You know what I love about boardgaming? The stories that emerge from the gameplay. In this article, I wanted to shine a brief boardgaming-shaped light on a term that’s usually reserved for video games: emergent gameplay.
Emergent gameplay is what happens when you have a game with simple mechanics and rules mixed with very light, broad strokes of a story or narrative, thereby allowing the players to generate their own stories themselves. Think Minecraft, the Civilization games or even the rebooted X-COM games. It’s all about the impromptu and unplanned stories that you create from your unique sessions and experiences.
This happens all the time in boardgames and it’s what sticks with me every time. Several types of games will bring this out in spades:
- In Dead of Winter, a friend of mine had a ninja as one of his characters. At one point, his ninja came upon a horse that he could either turn into valuable food for our desperately starving colony, or he could keep it and become a badass ranger ninja that can travel anywhere and kill anything without penalty. He made his obvious choice, morale dropped and it eventually cost us the game, but to this day he defends his decision.

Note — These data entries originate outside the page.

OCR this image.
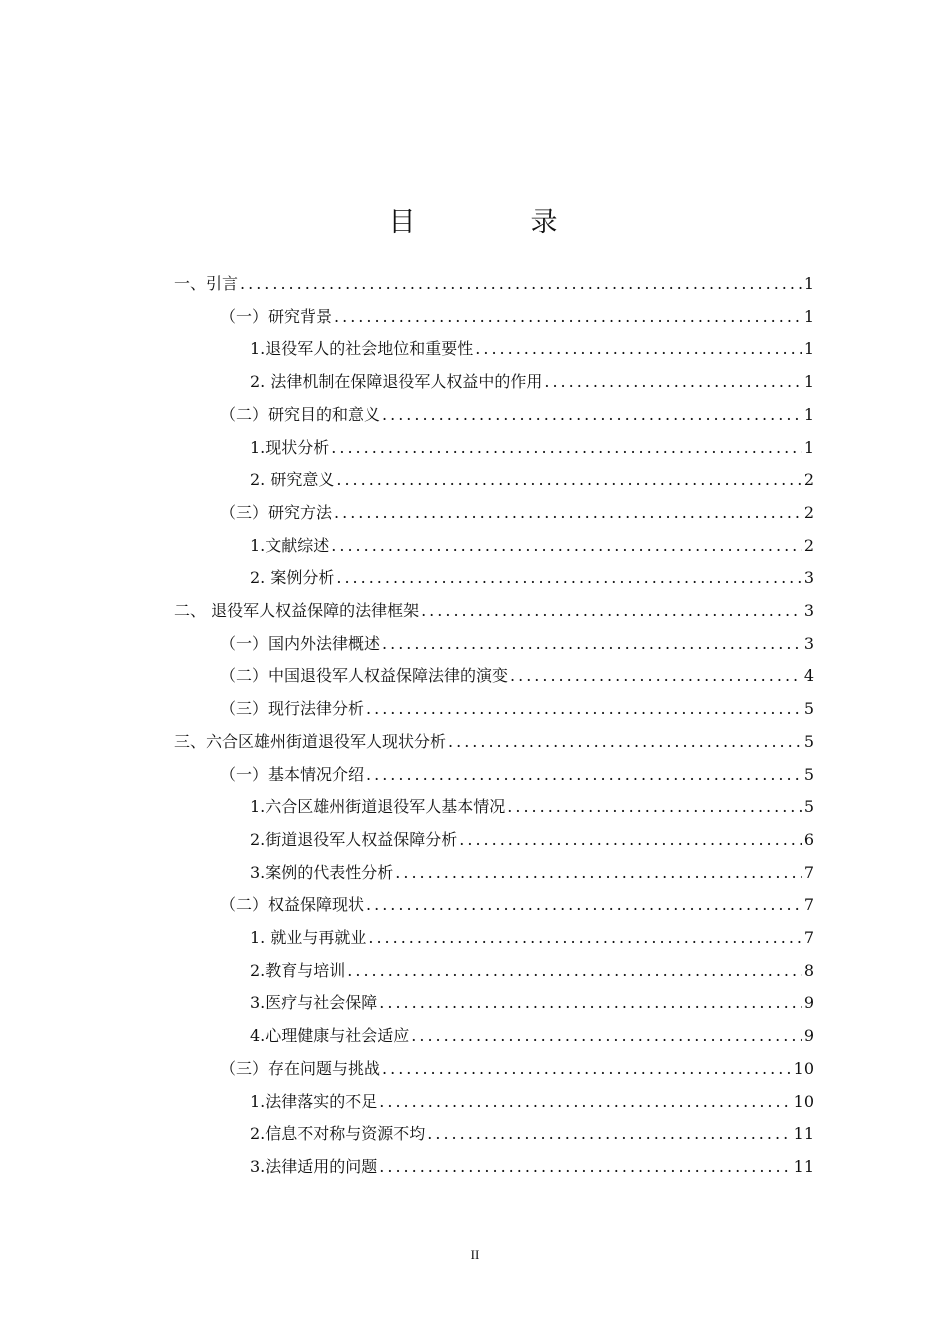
目　录
一、引言 .....	1
（一）研究背景 .....	1
1.退役军人的社会地位和重要性 .....	1
2. 法律机制在保障退役军人权益中的作用 .....	1
（二）研究目的和意义 .....	1
1.现状分析 .....	1
2. 研究意义 .....	2
（三）研究方法 .....	2
1.文献综述 .....	2
2. 案例分析 .....	3
二、 退役军人权益保障的法律框架 .....	3
（一）国内外法律概述 .....	3
（二）中国退役军人权益保障法律的演变 .....	4
（三）现行法律分析 .....	5
三、六合区雄州街道退役军人现状分析 .....	5
（一）基本情况介绍 .....	5
1.六合区雄州街道退役军人基本情况 .....	5
2.街道退役军人权益保障分析 .....	6
3.案例的代表性分析 .....	7
（二）权益保障现状 .....	7
1. 就业与再就业 .....	7
2.教育与培训 .....	8
3.医疗与社会保障 .....	9
4.心理健康与社会适应 .....	9
（三）存在问题与挑战 .....	10
1.法律落实的不足 .....	10
2.信息不对称与资源不均 .....	11
3.法律适用的问题 .....	11
II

- Just this month, a friend and I were playing our fifth session of Pandemic Legacy. We decided that, even though the region was a powder keg waiting to happen, I had to risk going into Asia to fix a few issues, landing in a relatively safe Osaka.
The only threat would be if we drew an Epidemic Card (not a rare occurrence) followed by a Tokyo card (extremely rare), resulting in an outbreak. I even said the immortal words: “What are the odds of that happening? It’s one card in an entire deck of countries, and even then it has to be the bottom-most one!”Crap. My character was scarred after that and became paranoid (an actual game mechanic), forever reminded of the time she foolishly went into dangerous territory and flaunted fate.
I’m only able to squeeze a couple of stories here, but let me know your emergent boardgaming tales! I guarantee you that no two will ever be alike.